L'amendement n° 121 de Mme Galzy après l'article 5 (examen prioritaire) du projet de loi d'urgence pour la protection et la souveraineté agricoles (première lecture).
REJETÉRésultat du vote
Les députés ont rejeté le 21 mai 2026 l'amendement n° 121 de Mme Galzy après l'article 5 (examen prioritaire) du projet de loi d'urgence pour la protection et la souveraineté agricoles (première lecture).
Au total, 131 députés ont pris part au vote : 69 % ont voté contre, 28 % ont voté en faveur, et 3 % se sont abstenus.
Infos
| Date | 21 mai 2026 | |
| Type de vote | Amendement | |
| Dossier | Projet de loi d’urgence pour la protection et la souveraineté agricoles |
Résumé de l'amendement
Cet amendement vise à reconnaître officiellement le stockage de l'eau à des fins agricoles comme un besoin indispensable dans les objectifs de préservation de la souveraineté agricole et alimentaire.

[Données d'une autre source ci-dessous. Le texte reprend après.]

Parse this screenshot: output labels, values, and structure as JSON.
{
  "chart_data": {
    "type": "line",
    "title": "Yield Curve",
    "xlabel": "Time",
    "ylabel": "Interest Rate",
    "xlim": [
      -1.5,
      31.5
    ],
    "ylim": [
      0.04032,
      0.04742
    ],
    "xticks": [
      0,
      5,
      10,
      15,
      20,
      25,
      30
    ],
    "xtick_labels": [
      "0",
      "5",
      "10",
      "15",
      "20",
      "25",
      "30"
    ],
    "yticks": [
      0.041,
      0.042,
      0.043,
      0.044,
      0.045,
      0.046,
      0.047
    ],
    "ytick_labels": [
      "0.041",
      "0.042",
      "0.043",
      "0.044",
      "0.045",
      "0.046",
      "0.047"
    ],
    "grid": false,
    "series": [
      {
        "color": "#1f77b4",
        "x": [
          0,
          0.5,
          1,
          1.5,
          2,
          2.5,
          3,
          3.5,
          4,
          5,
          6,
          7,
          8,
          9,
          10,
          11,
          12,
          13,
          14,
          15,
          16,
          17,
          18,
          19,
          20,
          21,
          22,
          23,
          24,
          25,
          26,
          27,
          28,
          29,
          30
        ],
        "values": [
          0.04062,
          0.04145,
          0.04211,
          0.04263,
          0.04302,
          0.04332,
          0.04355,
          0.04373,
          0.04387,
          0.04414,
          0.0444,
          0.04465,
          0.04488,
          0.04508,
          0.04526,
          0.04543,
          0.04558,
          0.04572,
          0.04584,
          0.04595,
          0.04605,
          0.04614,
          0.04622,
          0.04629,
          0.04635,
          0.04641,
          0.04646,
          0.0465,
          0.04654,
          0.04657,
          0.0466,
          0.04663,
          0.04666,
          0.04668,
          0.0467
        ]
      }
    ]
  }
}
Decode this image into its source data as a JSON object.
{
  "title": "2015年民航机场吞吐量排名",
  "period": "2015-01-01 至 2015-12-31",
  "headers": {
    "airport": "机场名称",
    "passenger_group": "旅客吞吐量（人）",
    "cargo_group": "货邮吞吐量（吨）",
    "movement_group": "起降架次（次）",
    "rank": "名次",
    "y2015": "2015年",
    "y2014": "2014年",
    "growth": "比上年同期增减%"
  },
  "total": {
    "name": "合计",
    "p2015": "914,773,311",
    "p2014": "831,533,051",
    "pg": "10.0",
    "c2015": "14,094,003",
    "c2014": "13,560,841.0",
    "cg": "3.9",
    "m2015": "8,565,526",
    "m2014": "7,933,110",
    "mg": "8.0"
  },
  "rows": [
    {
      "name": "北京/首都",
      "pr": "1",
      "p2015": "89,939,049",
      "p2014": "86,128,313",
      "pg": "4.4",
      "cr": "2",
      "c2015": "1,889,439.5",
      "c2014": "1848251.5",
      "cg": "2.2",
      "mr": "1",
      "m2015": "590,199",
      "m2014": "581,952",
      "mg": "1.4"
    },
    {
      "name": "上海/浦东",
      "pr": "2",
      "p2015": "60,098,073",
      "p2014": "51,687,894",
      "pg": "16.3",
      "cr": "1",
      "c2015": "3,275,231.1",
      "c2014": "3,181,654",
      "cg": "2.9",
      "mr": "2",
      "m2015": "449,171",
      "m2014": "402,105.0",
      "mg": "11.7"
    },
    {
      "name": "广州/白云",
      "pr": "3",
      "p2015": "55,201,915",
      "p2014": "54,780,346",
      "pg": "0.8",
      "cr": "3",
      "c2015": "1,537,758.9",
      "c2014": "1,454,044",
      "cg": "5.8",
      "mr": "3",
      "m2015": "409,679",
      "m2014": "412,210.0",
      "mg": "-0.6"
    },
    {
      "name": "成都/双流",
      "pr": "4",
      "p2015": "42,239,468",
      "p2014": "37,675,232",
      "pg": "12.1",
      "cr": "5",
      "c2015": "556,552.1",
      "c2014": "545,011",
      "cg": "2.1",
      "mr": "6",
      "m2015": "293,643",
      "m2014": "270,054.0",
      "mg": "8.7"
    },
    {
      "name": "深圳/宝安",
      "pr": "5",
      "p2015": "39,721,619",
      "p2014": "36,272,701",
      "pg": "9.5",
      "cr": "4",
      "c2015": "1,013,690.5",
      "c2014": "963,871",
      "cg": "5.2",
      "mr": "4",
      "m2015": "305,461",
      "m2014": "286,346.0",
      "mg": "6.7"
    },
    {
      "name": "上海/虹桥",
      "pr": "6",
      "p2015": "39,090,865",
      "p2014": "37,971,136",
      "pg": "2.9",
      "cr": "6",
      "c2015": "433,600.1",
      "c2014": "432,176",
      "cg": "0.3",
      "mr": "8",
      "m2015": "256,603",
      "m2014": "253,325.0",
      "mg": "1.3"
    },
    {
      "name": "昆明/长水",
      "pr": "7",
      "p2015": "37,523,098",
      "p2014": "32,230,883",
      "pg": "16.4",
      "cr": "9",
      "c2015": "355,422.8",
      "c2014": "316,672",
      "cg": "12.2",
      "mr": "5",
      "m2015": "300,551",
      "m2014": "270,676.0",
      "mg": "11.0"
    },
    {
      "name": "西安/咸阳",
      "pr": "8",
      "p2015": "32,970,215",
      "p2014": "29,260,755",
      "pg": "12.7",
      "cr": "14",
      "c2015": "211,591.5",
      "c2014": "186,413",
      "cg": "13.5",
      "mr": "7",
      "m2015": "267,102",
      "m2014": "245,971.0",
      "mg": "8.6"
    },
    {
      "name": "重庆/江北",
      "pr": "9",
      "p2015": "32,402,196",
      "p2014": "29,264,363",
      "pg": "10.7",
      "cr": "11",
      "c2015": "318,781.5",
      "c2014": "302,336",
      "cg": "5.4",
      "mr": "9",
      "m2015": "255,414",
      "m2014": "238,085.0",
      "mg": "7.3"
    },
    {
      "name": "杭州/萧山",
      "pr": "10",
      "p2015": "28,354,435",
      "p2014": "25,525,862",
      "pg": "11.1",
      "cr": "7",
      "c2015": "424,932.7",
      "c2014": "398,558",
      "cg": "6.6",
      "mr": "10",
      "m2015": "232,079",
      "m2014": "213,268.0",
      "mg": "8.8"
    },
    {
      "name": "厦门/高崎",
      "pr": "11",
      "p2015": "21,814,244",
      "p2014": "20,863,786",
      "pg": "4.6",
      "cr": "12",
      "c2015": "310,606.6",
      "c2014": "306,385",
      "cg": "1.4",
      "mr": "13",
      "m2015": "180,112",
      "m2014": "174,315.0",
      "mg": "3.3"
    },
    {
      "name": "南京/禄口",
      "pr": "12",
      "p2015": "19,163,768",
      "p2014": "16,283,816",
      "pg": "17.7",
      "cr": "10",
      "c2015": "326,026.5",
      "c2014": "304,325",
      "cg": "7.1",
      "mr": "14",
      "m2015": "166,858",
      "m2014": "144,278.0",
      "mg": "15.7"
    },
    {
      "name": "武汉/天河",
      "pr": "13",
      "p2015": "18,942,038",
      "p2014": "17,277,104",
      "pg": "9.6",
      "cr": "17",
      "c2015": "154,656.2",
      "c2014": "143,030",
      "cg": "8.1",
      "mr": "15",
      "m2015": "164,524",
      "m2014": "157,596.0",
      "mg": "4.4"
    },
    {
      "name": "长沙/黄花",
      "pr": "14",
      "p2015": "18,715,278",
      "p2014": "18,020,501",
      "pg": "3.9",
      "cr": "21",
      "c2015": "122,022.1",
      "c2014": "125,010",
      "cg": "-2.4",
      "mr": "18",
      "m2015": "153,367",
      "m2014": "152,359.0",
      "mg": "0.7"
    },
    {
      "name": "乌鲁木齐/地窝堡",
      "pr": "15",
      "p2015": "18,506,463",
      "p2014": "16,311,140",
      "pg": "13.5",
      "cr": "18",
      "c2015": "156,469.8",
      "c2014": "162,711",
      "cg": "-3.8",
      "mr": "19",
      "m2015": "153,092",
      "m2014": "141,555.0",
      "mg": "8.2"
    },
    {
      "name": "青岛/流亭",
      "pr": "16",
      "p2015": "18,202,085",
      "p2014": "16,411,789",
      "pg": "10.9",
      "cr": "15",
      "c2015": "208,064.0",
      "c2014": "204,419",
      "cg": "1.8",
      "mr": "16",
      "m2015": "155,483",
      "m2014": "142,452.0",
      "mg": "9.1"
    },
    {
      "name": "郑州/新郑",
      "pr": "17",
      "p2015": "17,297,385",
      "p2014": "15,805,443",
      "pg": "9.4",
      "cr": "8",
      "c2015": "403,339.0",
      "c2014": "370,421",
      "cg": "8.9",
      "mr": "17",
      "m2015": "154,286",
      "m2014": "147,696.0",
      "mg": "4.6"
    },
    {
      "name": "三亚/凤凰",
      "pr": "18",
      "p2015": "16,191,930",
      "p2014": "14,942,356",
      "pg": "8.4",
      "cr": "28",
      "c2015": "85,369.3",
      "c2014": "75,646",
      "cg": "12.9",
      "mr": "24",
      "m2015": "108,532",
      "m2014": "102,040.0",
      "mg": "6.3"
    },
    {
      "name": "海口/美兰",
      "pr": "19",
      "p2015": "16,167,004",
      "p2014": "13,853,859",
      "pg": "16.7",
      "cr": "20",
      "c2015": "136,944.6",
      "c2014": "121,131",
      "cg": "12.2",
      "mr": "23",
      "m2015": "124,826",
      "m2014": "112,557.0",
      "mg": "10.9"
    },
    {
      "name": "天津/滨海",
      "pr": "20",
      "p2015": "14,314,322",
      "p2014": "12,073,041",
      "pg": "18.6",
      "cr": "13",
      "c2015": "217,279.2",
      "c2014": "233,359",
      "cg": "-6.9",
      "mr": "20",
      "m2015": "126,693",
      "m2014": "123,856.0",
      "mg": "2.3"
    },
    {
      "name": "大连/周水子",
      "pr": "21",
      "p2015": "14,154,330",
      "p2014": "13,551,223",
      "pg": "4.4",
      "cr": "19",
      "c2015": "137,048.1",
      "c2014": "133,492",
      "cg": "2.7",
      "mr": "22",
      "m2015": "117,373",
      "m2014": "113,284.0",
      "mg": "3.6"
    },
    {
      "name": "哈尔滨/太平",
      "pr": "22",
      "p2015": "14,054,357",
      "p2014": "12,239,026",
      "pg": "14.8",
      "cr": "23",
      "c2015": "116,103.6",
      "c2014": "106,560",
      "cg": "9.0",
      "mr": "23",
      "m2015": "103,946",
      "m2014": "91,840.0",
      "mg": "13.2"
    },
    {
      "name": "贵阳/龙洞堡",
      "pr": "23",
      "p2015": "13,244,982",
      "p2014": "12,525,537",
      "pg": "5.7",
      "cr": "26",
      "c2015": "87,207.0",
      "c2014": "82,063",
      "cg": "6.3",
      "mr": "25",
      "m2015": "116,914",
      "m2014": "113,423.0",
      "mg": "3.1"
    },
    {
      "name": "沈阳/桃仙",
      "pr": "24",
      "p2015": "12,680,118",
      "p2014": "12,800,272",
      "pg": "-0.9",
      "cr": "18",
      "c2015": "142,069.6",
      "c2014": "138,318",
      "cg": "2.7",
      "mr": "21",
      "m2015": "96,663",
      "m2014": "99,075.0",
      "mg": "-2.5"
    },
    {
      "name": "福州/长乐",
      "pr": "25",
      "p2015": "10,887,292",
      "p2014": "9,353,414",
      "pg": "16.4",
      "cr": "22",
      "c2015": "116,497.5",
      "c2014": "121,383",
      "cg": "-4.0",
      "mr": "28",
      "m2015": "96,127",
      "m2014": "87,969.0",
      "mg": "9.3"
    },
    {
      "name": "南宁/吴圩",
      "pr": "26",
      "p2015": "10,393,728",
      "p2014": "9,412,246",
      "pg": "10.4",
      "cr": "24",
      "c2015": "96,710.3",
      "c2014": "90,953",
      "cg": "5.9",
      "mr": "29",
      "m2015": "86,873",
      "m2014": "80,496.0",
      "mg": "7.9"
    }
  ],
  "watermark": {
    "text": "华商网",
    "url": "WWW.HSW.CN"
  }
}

Cette reconnaissance s'inscrit dans le cadre des obligations des pouvoirs publics de rechercher des solutions techniques pour adapter l'agriculture aux crises affectant la production.
Les auteurs de l'amendement estiment que face à l'intensification des sécheresses et à l'irrégularité des précipitations, le stockage et la gestion de l'eau sont essentiels pour maintenir la capacité de production agricole et la résilience du secteur. Selon eux, cette reconnaissance officielle permettrait d'adapter l'agriculture française aux défis climatiques actuels.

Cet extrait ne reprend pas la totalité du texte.